ミドリイシはランダムな太い強目の水流を好む傾向があるため、水流ポンプを使用してランダムな水流を作り出す必要があります。

水流の作り方はお使いの水槽やライブロックの配置などによっても変わるため、一概にこうしたらいい!ということはできません。なのでご自身で試行錯誤しながら水槽全体に水流が行き渡るように工夫して設置をしてみてください。

水流の作り方についてはこちらをご覧ください。

 

給餌の必要性

給餌は必要ありません

ただし成長に必要な元素は常に補給してあげなければなりません。各メーカー(レッドシーやゼオビット系)から販売されている添加剤を使用して、カルシウムやマグネシウムなど、必要な元素が常に一定量海水に含まれているように調整しましょう。

添加剤についてはこちらをご覧ください。

 

飼育環境まとめ

では浅場ミドリイシの飼育環境についてまとめたいと思います。

項目  弱ーーーーーーーー強
水質耐性  □□□□□□□□
光の強さ  □□□□□□□□□
水流の強さ  □□□□□□□■■
給餌の必要性  □□□□□□□□
飼育難易度  □□□□□□□□■■

 

 

カラーバリエーション

浅場ミドリイシは非常にカラーバリエーションが多いため、様々な色のミドリイシを水槽内で飼育することで非常に美しく映えます。

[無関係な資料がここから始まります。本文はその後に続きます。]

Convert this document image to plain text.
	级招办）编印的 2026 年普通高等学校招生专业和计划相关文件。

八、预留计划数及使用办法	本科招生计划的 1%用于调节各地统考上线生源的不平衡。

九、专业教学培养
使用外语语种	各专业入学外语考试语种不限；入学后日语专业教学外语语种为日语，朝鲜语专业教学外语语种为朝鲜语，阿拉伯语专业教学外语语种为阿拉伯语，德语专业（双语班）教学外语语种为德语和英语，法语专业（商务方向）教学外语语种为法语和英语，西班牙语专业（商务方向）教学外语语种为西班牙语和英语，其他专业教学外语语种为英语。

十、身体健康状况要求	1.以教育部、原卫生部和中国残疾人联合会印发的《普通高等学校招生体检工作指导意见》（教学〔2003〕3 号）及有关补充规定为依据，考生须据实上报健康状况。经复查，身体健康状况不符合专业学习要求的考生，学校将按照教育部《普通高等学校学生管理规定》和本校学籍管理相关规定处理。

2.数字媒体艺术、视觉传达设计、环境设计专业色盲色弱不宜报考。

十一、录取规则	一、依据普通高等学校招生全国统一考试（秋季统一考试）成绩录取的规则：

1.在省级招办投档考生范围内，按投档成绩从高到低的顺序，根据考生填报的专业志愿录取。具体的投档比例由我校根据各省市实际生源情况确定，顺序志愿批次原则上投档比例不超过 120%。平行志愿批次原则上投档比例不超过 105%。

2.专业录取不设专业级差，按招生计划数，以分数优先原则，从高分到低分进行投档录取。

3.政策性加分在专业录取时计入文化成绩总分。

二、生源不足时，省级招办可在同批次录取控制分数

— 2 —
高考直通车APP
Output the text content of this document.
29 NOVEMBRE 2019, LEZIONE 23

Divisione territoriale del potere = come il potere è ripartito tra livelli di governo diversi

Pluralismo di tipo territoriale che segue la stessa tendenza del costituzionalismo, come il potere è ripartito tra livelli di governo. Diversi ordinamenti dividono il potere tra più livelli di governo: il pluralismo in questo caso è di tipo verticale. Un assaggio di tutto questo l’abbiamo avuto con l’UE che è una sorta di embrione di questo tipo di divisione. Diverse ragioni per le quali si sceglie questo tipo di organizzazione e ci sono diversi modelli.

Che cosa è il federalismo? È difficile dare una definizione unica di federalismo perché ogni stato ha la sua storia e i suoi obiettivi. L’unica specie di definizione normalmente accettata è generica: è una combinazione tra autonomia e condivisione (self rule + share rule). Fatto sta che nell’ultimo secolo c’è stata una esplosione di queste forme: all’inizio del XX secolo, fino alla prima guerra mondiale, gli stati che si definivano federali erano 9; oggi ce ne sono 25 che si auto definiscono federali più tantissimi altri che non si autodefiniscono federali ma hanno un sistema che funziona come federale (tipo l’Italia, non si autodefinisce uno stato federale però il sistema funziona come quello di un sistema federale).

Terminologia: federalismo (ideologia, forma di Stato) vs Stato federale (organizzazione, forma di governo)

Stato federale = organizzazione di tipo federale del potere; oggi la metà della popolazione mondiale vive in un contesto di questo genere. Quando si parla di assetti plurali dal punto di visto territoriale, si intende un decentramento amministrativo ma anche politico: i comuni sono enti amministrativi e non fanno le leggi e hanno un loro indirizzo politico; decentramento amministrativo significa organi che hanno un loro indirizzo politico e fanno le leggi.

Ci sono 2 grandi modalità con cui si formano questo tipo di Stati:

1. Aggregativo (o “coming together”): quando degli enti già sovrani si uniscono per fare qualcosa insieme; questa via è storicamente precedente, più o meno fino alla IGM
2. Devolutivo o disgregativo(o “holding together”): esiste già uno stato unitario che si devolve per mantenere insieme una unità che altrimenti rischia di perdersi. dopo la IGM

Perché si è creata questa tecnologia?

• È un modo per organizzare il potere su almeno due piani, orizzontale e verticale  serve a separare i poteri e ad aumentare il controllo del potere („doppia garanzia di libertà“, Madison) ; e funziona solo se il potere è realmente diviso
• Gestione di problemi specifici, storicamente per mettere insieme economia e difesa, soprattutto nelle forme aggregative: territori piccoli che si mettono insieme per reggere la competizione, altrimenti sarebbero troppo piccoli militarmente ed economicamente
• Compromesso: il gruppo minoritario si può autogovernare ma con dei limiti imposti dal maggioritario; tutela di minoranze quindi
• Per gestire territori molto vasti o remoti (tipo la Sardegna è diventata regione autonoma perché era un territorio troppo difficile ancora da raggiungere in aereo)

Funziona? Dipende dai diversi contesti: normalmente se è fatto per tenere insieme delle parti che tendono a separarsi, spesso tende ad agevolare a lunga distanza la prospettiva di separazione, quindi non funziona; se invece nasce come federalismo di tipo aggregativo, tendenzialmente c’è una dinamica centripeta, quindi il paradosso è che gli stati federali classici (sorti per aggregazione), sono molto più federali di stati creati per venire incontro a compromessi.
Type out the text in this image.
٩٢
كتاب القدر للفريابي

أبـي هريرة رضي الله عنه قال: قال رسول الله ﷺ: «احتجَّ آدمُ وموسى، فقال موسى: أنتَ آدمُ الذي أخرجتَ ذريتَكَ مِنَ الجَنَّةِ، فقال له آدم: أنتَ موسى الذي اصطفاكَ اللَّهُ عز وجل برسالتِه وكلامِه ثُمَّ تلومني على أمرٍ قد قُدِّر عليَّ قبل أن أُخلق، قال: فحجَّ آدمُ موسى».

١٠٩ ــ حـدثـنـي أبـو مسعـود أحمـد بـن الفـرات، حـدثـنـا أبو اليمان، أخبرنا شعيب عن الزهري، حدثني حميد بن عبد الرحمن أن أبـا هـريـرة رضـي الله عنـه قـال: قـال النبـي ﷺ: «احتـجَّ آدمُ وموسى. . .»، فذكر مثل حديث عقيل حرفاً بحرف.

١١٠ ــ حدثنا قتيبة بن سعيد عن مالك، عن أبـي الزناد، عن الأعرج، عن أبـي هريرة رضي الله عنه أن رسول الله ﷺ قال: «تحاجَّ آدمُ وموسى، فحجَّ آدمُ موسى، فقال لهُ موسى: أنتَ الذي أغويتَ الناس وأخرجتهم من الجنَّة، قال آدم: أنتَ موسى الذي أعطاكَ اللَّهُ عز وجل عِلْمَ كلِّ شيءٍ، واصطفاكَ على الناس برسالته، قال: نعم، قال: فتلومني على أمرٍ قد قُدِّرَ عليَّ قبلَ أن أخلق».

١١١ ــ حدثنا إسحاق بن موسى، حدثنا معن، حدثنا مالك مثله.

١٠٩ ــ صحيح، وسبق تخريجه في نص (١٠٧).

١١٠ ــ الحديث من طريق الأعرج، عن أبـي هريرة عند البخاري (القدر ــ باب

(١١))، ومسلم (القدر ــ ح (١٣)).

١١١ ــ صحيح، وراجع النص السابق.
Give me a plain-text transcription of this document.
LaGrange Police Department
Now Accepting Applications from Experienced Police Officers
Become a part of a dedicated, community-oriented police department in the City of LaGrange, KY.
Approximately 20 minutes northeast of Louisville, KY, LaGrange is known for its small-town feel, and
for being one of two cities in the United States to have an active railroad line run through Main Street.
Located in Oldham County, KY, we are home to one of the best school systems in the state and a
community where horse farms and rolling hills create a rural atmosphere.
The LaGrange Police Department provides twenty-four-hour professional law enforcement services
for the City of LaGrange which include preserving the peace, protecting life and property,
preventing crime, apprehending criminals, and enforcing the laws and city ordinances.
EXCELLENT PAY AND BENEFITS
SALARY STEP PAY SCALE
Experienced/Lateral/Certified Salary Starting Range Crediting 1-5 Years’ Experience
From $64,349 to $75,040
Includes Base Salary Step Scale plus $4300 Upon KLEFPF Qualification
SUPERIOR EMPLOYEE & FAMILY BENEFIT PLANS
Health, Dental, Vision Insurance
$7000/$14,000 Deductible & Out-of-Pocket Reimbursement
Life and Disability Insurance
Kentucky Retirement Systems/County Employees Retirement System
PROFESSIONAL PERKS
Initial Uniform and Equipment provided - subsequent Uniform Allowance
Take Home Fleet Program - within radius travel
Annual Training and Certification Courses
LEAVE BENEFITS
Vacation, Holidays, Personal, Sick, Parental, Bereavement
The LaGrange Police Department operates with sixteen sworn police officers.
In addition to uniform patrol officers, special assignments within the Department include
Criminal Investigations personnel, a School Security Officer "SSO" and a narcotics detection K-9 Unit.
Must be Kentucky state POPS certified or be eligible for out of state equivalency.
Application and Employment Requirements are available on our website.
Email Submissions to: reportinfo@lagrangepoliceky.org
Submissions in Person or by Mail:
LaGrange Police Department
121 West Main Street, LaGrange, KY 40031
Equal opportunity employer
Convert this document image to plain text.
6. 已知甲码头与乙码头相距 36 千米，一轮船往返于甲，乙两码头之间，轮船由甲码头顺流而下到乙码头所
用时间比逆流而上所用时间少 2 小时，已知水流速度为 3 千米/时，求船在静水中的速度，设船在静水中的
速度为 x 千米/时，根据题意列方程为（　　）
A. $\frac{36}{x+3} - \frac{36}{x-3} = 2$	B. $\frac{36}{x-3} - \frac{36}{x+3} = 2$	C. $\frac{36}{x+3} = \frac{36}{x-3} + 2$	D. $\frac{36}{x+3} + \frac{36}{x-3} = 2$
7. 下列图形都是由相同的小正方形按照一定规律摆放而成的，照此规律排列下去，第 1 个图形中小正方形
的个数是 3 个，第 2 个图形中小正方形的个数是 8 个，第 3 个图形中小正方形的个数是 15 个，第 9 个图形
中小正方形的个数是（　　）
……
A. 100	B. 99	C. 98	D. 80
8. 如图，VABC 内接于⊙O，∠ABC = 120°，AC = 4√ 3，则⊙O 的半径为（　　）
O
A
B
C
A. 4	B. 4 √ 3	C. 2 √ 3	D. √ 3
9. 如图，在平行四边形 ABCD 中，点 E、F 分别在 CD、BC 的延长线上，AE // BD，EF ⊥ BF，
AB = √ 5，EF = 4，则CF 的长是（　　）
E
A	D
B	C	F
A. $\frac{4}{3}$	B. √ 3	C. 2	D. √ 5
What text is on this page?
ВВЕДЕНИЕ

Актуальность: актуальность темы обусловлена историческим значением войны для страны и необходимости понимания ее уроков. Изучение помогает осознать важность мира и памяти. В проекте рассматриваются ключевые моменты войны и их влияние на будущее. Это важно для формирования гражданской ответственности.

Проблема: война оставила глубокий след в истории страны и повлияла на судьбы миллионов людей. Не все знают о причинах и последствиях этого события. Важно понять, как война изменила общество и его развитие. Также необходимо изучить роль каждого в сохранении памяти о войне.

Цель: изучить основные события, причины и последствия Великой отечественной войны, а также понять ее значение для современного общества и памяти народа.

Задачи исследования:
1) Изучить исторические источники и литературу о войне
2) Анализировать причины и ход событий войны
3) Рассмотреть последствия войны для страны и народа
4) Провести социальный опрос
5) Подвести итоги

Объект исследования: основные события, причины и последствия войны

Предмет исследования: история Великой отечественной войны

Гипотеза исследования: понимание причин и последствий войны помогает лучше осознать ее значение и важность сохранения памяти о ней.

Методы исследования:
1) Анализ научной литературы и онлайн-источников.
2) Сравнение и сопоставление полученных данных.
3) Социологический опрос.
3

色によって色揚げ難易度が異なり、グリーン系は比較的色を維持しやすいため初心者の方でも飼育しやすい傾向があり、ブルーやパープル系も同様に色の維持及び色揚げがやりやすい傾向があります。

逆にピンク系は色揚げや維持が難しいとされ、必要な照明や水質が揃っていないとすぐに色が褪せてしまいます。

 

 

毒性

毒は弱い傾向いあります

そのため他のサンゴには当たり負けしてしまうことが多く、同種であれば問題ありませんが、毒性の強いサンゴとの接触は避ける必要があります。

基本的にミドリイシを飼育する場合は飼育環境の都合上、複数の種を混同して飼育することはあまりないと思いますが、他のサンゴと飼育する際は十分注意しましょう。


海水魚との相性

チョウチョウウオやヤッコ類には食害を受けることがありますので混泳は避けましょう。

ハギ類やヤッコ類には食害を受けることは少ないようですが、水質上の問題もありますので、あまり大きな種との混泳は避けるようにしましょう。

海水魚の遊泳にはほとんどダメージを受けないため、比較的良く泳ぎ回るスズメダイとも同居させることができます。デバスズメダイやルリスズメダイなどと混泳させることで水流に流れができ、汚れが溜まりにくくなりますので、混泳させる魚としてはオススメです。

ただしスズメダイ系はライブロックと底砂の間に穴を掘って住処を作ることが大好きなため、ライブロックをしっかり固定しておかないと崩れてしまうことがあります。ライブロックが崩れるとその上に設置してあるサンゴもダメージを負ってしまいますので、注意しましょう。

 

 

温度

適温は23℃~26℃です。

海水魚と混泳をさせる場合は24℃くらいに設定することをオススメします。ミドリイシの場合若干水温を低めに設定すると色がきれいになる傾向があります。

 

 

おわりに

さてさて今回はハードコーラルの中のSPSの一種、浅場ミドリイシについてお話をしました!

浅場ミドリイシは深場ミドリイシ同様に飼育難易度が高く、飼育する環境を整えるのも難しいとされています。しかし難しいからこそ、長期飼育できた時の喜びやその美しさは何事にも変え難いものであることは事実です。

もしこれから飼育を考えている方は、必ず事前準備をしっかりとした上で飼育に挑戦するようにしましょう!